Türkiye’nin gündemi iki ay belli artık. Cumhurbaşkanlığı seçimi. OHAL’de biz de gündeme turist kalmayalım ve bu seçim üzerine ilk yazımızı yazalım. En sıcak başlık ise CHP grubu’nun toplantısıydı.
CHP Grubu dün akşam saatlerinde toplanarak 3 saat 40 dakika süren kapalı grup toplantısı yaptı. Toplantıda 42 vekil söz alarak görüş bildirdi. Sonuç olarak CHP Grup Başkanvekili Özgür Özel’in açıklamasına göre; ‘ CHP Grubu Genel Başkan Kemal Kılıçdaroğlu’na cumhurbaşkanı adayının belirlenmesi ve ittifak çalışmalarında tam yetki’ verdi.
Bunun yorumu şu. CHP Adayını açıklamayı biraz daha geri bıraktı. İttifak ve çatı adayı yönünde niyeti hala sürüyor bu yönde çabası da sürecek. Çünkü açıklama ne diyor ‘İttifak çalışmalarında tam yetki’ verdi diyor.
‘Çatı adayı çabası olmayacak ise hangi ittifak olabilir?’
CHP ‘bizim aday etrafında ittifak yapalım’ önerisi yapma niyeti taşıyabilir mi? Mesela ‘Muharrem İnce, Yılmaz Büyükerşen ya da İlhan Kesici başkanlığında , başkan yardımcılığına; diğer partilerden bir isim olsun talebinde bulunabilir mi? Bilmem ama siyasette her şey olur. Bu talebe de Gül’e karşı çıktığı gibi en başta Meral Akşener çıkar. Olmaz demiyorum ama yüzde 90 zor olur.
Anlıyoruz süreç kritik. Hava dumanlı biraz.. En ince ayrıntıları hesap ederek çalışma yürütüp aday belirlemek doğru yöntem. Ama süre de daralıyor..
CHP için şu anda üç adayın ismi öne çıkmış bulunuyor. Muharrem İnce, İlhan Kesici ve Yılmaz Büyükerşen. Tüm CHP kesimlerinde beklenen bu üç isimden biri. Eğer CHP Grubu bu üç isimden birini aday göstermeyi düşünüyorsa idi, dün akşam bir karara varabilirdi. Olmadı. Demek ki başka düşünceler de var.
Bir başka soru şu?
-CHP’liler örneğin Muharrem İnce’ye mi daha çok oy verirler , kendi partilerinden olmayan bir adaya mı?
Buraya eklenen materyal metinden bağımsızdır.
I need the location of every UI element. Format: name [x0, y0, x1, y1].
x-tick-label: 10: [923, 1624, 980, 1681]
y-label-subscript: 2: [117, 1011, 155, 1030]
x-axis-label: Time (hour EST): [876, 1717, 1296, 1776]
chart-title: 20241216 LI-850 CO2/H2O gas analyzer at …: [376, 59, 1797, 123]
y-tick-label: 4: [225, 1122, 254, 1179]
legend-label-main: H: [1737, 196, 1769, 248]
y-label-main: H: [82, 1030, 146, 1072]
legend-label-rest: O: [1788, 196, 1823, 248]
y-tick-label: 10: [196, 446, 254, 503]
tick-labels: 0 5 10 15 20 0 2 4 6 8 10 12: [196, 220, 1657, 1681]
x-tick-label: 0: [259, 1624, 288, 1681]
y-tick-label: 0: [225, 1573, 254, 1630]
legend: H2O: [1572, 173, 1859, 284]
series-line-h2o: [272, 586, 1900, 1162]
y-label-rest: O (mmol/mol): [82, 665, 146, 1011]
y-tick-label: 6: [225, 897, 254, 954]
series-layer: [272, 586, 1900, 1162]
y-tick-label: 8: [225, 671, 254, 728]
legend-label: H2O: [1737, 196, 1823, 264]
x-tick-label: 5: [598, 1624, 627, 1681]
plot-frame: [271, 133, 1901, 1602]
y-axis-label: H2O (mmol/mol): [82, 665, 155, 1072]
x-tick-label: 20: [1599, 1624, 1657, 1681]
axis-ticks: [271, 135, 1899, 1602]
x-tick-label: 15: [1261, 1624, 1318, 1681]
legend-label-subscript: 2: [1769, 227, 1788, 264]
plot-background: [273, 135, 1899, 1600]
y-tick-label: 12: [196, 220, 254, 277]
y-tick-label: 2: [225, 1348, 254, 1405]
-İyi Partililer , Meral Akşener’e mi daha çok oy verirler, kendi partilerinden olmayan birine mi?
-Saadet Partililer, Temel Karamollaoğlu’na mı daha çok oy verirler, kendi partilerinden olmayan birine mi?
-HDP’liler Selahaddin Demirtaş’a mı daha çok oy verirler, kendi partilerinden olmayan birine mi?
Hepsinde yanıt bana göre birinci şık gelir. Yani bu partiler çatı aday yerine ilk tura kendi adayları ile girseler çok daha başarılı olabilecekler gibi görülüyor. Bu durumda seçimin ikinci tura kalma ihtimali her partinin kendi adayından daha az destekleyeceği bir çatı adaydan daha fazla gibi görülüyor.
Ya da yukarda da bahsettiğimiz gibi, yukardaki CHP’lilerden biri ya da Akşener başkan adayı olup, diğer partilerden başkan yardımcısı belirleyerek seçime girilebilse mutlak daha başarılı olunabilir. Ama bu yönde bir çaba var mı bilinmiyor?
Ne yandan baksan, CHP’nin ittifak ve çatı aday yönünde grup toplantısından sonra bile hala bir beklentisi ve umudu var gibi görülüyor. Bu beklentiler sonunda ise Özgür Özel’in deyimiyle ‘Aday açıklandığında hiçbir CHP’li karşı çıkmayacak. İşte bizim adayımız bu diyecek’ bir aday olacak.
CHP Grubu 3.5 saatlik kapalı oturum sonunda aday konsunda merakı artırmış bulunuyor.